Gli uomini pensano gli dei: invertire l’ordine e capovolgere la prospettiva

A giudicare dall’attualità di queste parole pronunciate il 17 febbraio 1927 (saranno firmati due anni più tardi i Patti lateranensi), si intuisce già la natura sperimentale di una disciplina originale e coraggiosa. Il suo fondatore fu, si legge, importante intellettuale dagli autorevoli riconoscimenti internazionali, persona schiva e dall’indole forse poco incline al compromesso. Infatti, la conclusione a cui arriva dopo un vasto percorso di studi è chiara: anche nel campo delle religioni non esiste nessun “dato” (una volta per tutte), ma solo un “voluto” dall’uomo, che produce la molteplice varietà delle culture umane: cultura è «quella parte dell’ambiente che è fatta dall’uomo» (M. Herskovitz, 1948), la cultura è la misura delle cose.

Non esistono rivelazioni, le religioni sono un prodotto culturale e quindi possono essere studiate attraverso gli strumenti delle discipline umanistiche, verso le quali si relaziona in termini di interdisciplinarietà; stringerà, ad esempio, un fortunato sodalizio con l’antropologia (studi sulle religioni dei “popoli a interesse etnologico”), la sociologia (con un focus maggiore sui meccanismi contemporanei condizionati da fattori di massa) e la psicologia, ma l’approccio storico sarà irrinunciabile.

Gli orientamenti di inizio Novecento nel campo degli studi storico-religiosi erano impostati sull’idea che le religioni si dovessero studiare per come si presentavano, con il loro bagaglio di miti, riti e credenze per riscontrarne magari qualche somiglianza con culture lontane; un fenomeno nel senso greco di “manifestazione”, oltre la quale non valgono gli strumenti dell’intelletto. Persino Croce (di cui Pettazzoni fu per molti versi debitore) lasciava le religioni fuori dall’indagine storiografica. La giovane disciplina, invece, suggeriva di proseguire la ricerca.

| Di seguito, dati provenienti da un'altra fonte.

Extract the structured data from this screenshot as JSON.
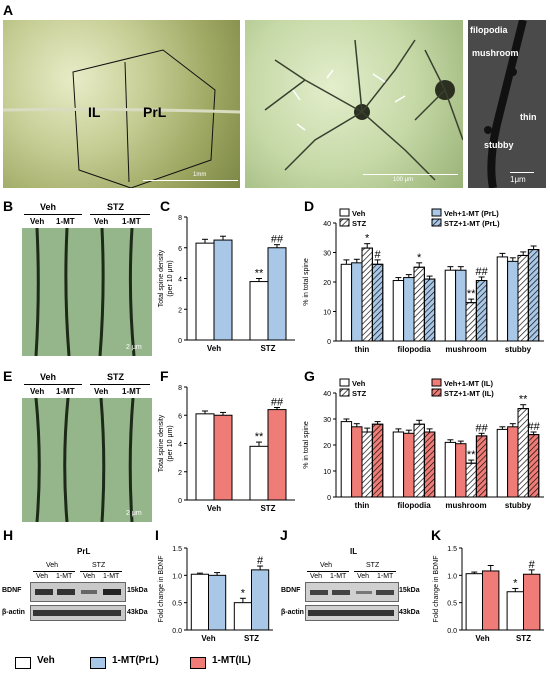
{
  "panels": {
    "A": "A",
    "B": "B",
    "C": "C",
    "D": "D",
    "E": "E",
    "F": "F",
    "G": "G",
    "H": "H",
    "I": "I",
    "J": "J",
    "K": "K"
  },
  "panel_a": {
    "regions": [
      "IL",
      "PrL"
    ],
    "scale_1": "1mm",
    "scale_2": "100 μm",
    "scale_3": "1μm",
    "spine_types": [
      "filopodia",
      "mushroom",
      "thin",
      "stubby"
    ]
  },
  "dendrite_panels": {
    "groups": [
      "Veh",
      "STZ"
    ],
    "treatments": [
      "Veh",
      "1-MT",
      "Veh",
      "1-MT"
    ],
    "scale": "2 μm"
  },
  "western_h": {
    "region": "PrL",
    "groups": [
      "Veh",
      "STZ"
    ],
    "lanes": [
      "Veh",
      "1-MT",
      "Veh",
      "1-MT"
    ],
    "proteins": [
      "BDNF",
      "β-actin"
    ],
    "sizes": [
      "15kDa",
      "43kDa"
    ]
  },
  "western_j": {
    "region": "IL",
    "groups": [
      "Veh",
      "STZ"
    ],
    "lanes": [
      "Veh",
      "1-MT",
      "Veh",
      "1-MT"
    ],
    "proteins": [
      "BDNF",
      "β-actin"
    ],
    "sizes": [
      "15kDa",
      "43kDa"
    ]
  },
  "legend": {
    "items": [
      "Veh",
      "1-MT(PrL)",
      "1-MT(IL)"
    ],
    "colors": [
      "#ffffff",
      "#a9c8e8",
      "#f07c77"
    ]
  },
  "colors": {
    "prl": "#a9c8e8",
    "il": "#f07c77"
  },
  "chart_data": [
    {
      "id": "C",
      "type": "bar",
      "ylabel": "Total spine density\n(per 10 μm)",
      "ylim": [
        0,
        8
      ],
      "yticks": [
        0,
        2,
        4,
        6,
        8
      ],
      "categories": [
        "Veh",
        "STZ"
      ],
      "series": [
        {
          "values": [
            6.3,
            3.8
          ],
          "errors": [
            0.25,
            0.2
          ],
          "color": "#ffffff"
        },
        {
          "values": [
            6.5,
            6.0
          ],
          "errors": [
            0.25,
            0.2
          ],
          "color": "#a9c8e8"
        }
      ],
      "annotations": [
        {
          "cat": 1,
          "series": 0,
          "text": "**"
        },
        {
          "cat": 1,
          "series": 1,
          "text": "##"
        }
      ]
    },
    {
      "id": "D",
      "type": "bar",
      "ylabel": "% in total spine",
      "ylim": [
        0,
        40
      ],
      "yticks": [
        0,
        10,
        20,
        30,
        40
      ],
      "categories": [
        "thin",
        "filopodia",
        "mushroom",
        "stubby"
      ],
      "legend": [
        "Veh",
        "STZ",
        "Veh+1-MT (PrL)",
        "STZ+1-MT (PrL)"
      ],
      "series": [
        {
          "values": [
            26,
            20.5,
            24,
            28.5
          ],
          "errors": [
            1.5,
            1,
            1.2,
            1.2
          ],
          "color": "#ffffff",
          "hatch": false
        },
        {
          "values": [
            26.5,
            21.5,
            24,
            27
          ],
          "errors": [
            1.2,
            1,
            1.2,
            1.2
          ],
          "color": "#a9c8e8",
          "hatch": false
        },
        {
          "values": [
            31.5,
            25,
            13,
            29
          ],
          "errors": [
            1.5,
            1.5,
            1.2,
            1.2
          ],
          "color": "#ffffff",
          "hatch": true
        },
        {
          "values": [
            26,
            21,
            20.5,
            31
          ],
          "errors": [
            1.5,
            1,
            1.2,
            1.2
          ],
          "color": "#a9c8e8",
          "hatch": true
        }
      ],
      "annotations": [
        {
          "cat": 0,
          "series": 2,
          "text": "*"
        },
        {
          "cat": 0,
          "series": 3,
          "text": "#"
        },
        {
          "cat": 1,
          "series": 2,
          "text": "*"
        },
        {
          "cat": 2,
          "series": 2,
          "text": "**"
        },
        {
          "cat": 2,
          "series": 3,
          "text": "##"
        }
      ]
    },
    {
      "id": "F",
      "type": "bar",
      "ylabel": "Total spine density\n(per 10 μm)",
      "ylim": [
        0,
        8
      ],
      "yticks": [
        0,
        2,
        4,
        6,
        8
      ],
      "categories": [
        "Veh",
        "STZ"
      ],
      "series": [
        {
          "values": [
            6.1,
            3.8
          ],
          "errors": [
            0.2,
            0.3
          ],
          "color": "#ffffff"
        },
        {
          "values": [
            6.0,
            6.4
          ],
          "errors": [
            0.2,
            0.15
          ],
          "color": "#f07c77"
        }
      ],
      "annotations": [
        {
          "cat": 1,
          "series": 0,
          "text": "**"
        },
        {
          "cat": 1,
          "series": 1,
          "text": "##"
        }
      ]
    },
    {
      "id": "G",
      "type": "bar",
      "ylabel": "% in total spine",
      "ylim": [
        0,
        40
      ],
      "yticks": [
        0,
        10,
        20,
        30,
        40
      ],
      "categories": [
        "thin",
        "filopodia",
        "mushroom",
        "stubby"
      ],
      "legend": [
        "Veh",
        "STZ",
        "Veh+1-MT (IL)",
        "STZ+1-MT (IL)"
      ],
      "series": [
        {
          "values": [
            29,
            25,
            21,
            26
          ],
          "errors": [
            1,
            1.2,
            1,
            1
          ],
          "color": "#ffffff",
          "hatch": false
        },
        {
          "values": [
            27,
            24.5,
            20.5,
            27
          ],
          "errors": [
            1.2,
            1.2,
            1,
            1.2
          ],
          "color": "#f07c77",
          "hatch": false
        },
        {
          "values": [
            25,
            28,
            13,
            34
          ],
          "errors": [
            1.5,
            1.5,
            1.2,
            1.5
          ],
          "color": "#ffffff",
          "hatch": true
        },
        {
          "values": [
            28,
            25,
            23.5,
            24
          ],
          "errors": [
            1,
            1.2,
            1,
            1
          ],
          "color": "#f07c77",
          "hatch": true
        }
      ],
      "annotations": [
        {
          "cat": 2,
          "series": 2,
          "text": "**"
        },
        {
          "cat": 2,
          "series": 3,
          "text": "##"
        },
        {
          "cat": 3,
          "series": 2,
          "text": "**"
        },
        {
          "cat": 3,
          "series": 3,
          "text": "##"
        }
      ]
    },
    {
      "id": "I",
      "type": "bar",
      "ylabel": "Fold change in BDNF",
      "ylim": [
        0,
        1.5
      ],
      "yticks": [
        0.0,
        0.5,
        1.0,
        1.5
      ],
      "categories": [
        "Veh",
        "STZ"
      ],
      "series": [
        {
          "values": [
            1.02,
            0.5
          ],
          "errors": [
            0.02,
            0.08
          ],
          "color": "#ffffff"
        },
        {
          "values": [
            1.0,
            1.1
          ],
          "errors": [
            0.05,
            0.07
          ],
          "color": "#a9c8e8"
        }
      ],
      "annotations": [
        {
          "cat": 1,
          "series": 0,
          "text": "*"
        },
        {
          "cat": 1,
          "series": 1,
          "text": "#"
        }
      ]
    },
    {
      "id": "K",
      "type": "bar",
      "ylabel": "Fold change in BDNF",
      "ylim": [
        0,
        1.5
      ],
      "yticks": [
        0.0,
        0.5,
        1.0,
        1.5
      ],
      "categories": [
        "Veh",
        "STZ"
      ],
      "series": [
        {
          "values": [
            1.03,
            0.7
          ],
          "errors": [
            0.03,
            0.06
          ],
          "color": "#ffffff"
        },
        {
          "values": [
            1.08,
            1.02
          ],
          "errors": [
            0.1,
            0.08
          ],
          "color": "#f07c77"
        }
      ],
      "annotations": [
        {
          "cat": 1,
          "series": 0,
          "text": "*"
        },
        {
          "cat": 1,
          "series": 1,
          "text": "#"
        }
      ]
    }
  ]
}
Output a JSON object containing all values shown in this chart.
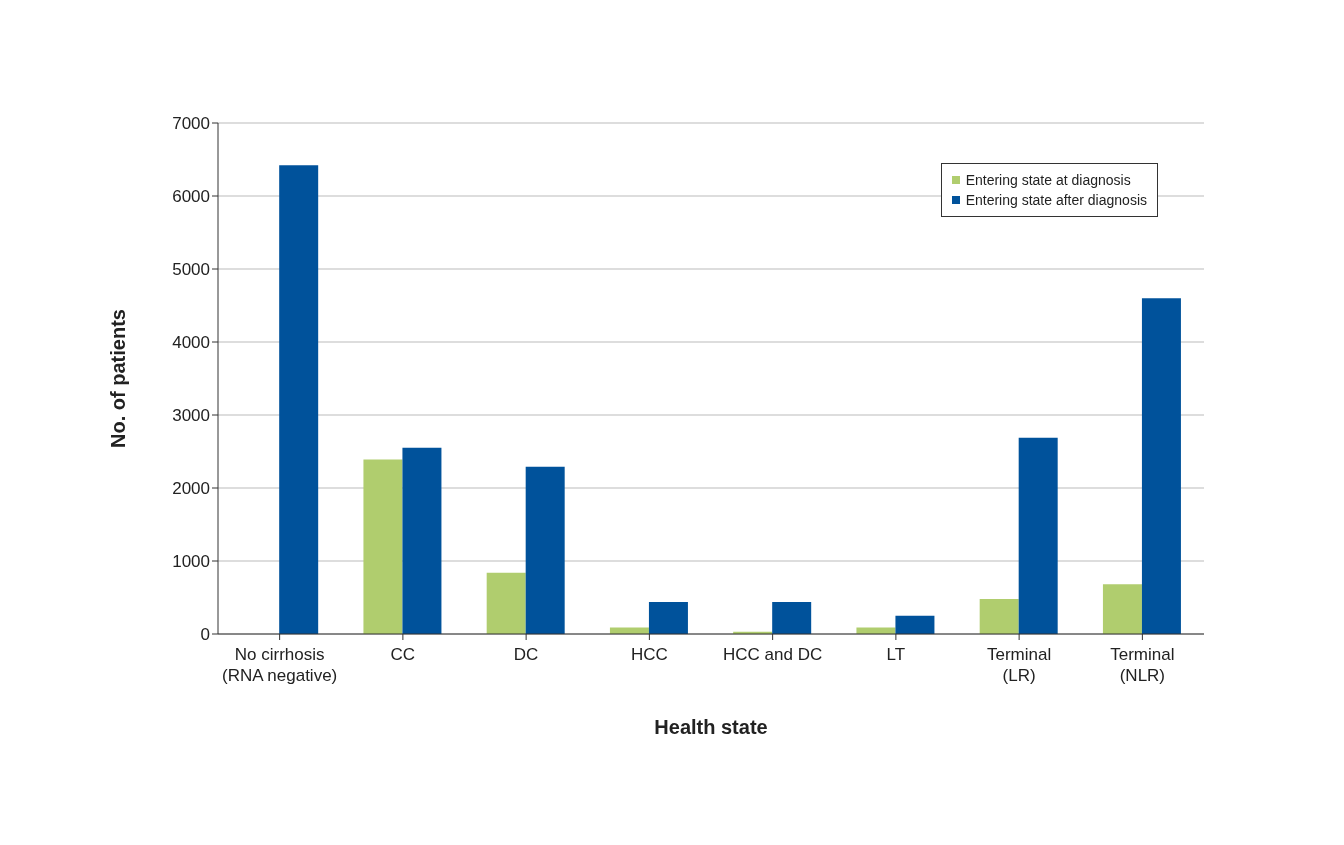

Il germe della vanificazione

È vero che le religioni sono un prodotto storico come altre espressioni della cultura (l’arte, la letteratura, il diritto, l’economia), ma sono il prodotto specifico di un rapporto unico, quello tra gli uomini e il “divino”. Perché di rapporto si tratta, intangibile e vicendevole. Una volta svelato, però, è come se l’oggetto stesso della ricerca perdesse parte del suo significato, vanificandosi. Come all’archeologo a cui si sgretoli un prezioso manufatto sotto i suoi occhi, appena dissotterrato.

Era un non facile incarico quello che spettava ad Angelo Brelilch nel succedere a Pettazzoni alla sua cattedra nel 1959; si esprimerà più tardi a proposito della «consistenza di una eredità» di cui non nasconde i nodi problematici (Studi e materiali di storia delle religioni, 1983).

A oggi, la Storia delle religioni mostra le sue debolezze. In primo luogo, non aver creato una “scuola”: l’indipendenza intellettuale, vanto ed esigenza dei molti che hanno contribuito in maniera decisiva alla disciplina, ha generato un certo isolamento e ha di fatto impedito la formazione di una solida eredità. A parte qualche esperienza nelle scuole e nelle università per adulti, non è mai uscita dalle mura accademiche dove attualmente sembra perfino languire.

In Italia, al momento, la condizione degli studi storico-religiosi è piuttosto disarticolata. Di integrazione, diritti e libertà d’espressione, di multiculturalismo e di dialogo interreligioso si occupano a vario titolo sia gli organi istituzionali internazionali che le confessioni religiose, mentre a livello accademico la scena più “vivace” è quella della scuola di indirizzo sociologico a cui si deve, ex alia, un capillare e aggiornato studio sui cosiddetti nuovi movimenti religiosi.

Mentre si celebrava la leggendaria epoca d’oro di una scuola di cui nessuno voleva ammettere l’esistenza, l’inarrestabile corrosione del bugdet per scuola e università aveva interrotto le attività di ricerche all’estero a cui negli anni precedenti alcuni studenti avevano avuto l’occasione di partecipare (in Messico, Argentina, nel Finnmark “lappone”; l’ultima, se ricordo, sulla Santeria cubana e la neostregoneria agli inizi del 2000, incompiuta). Il progressivo impoverimento di finanze e di intelletti ha prodotto un involucro di memorie e qualche progetto, senza conseguenze di rilievo.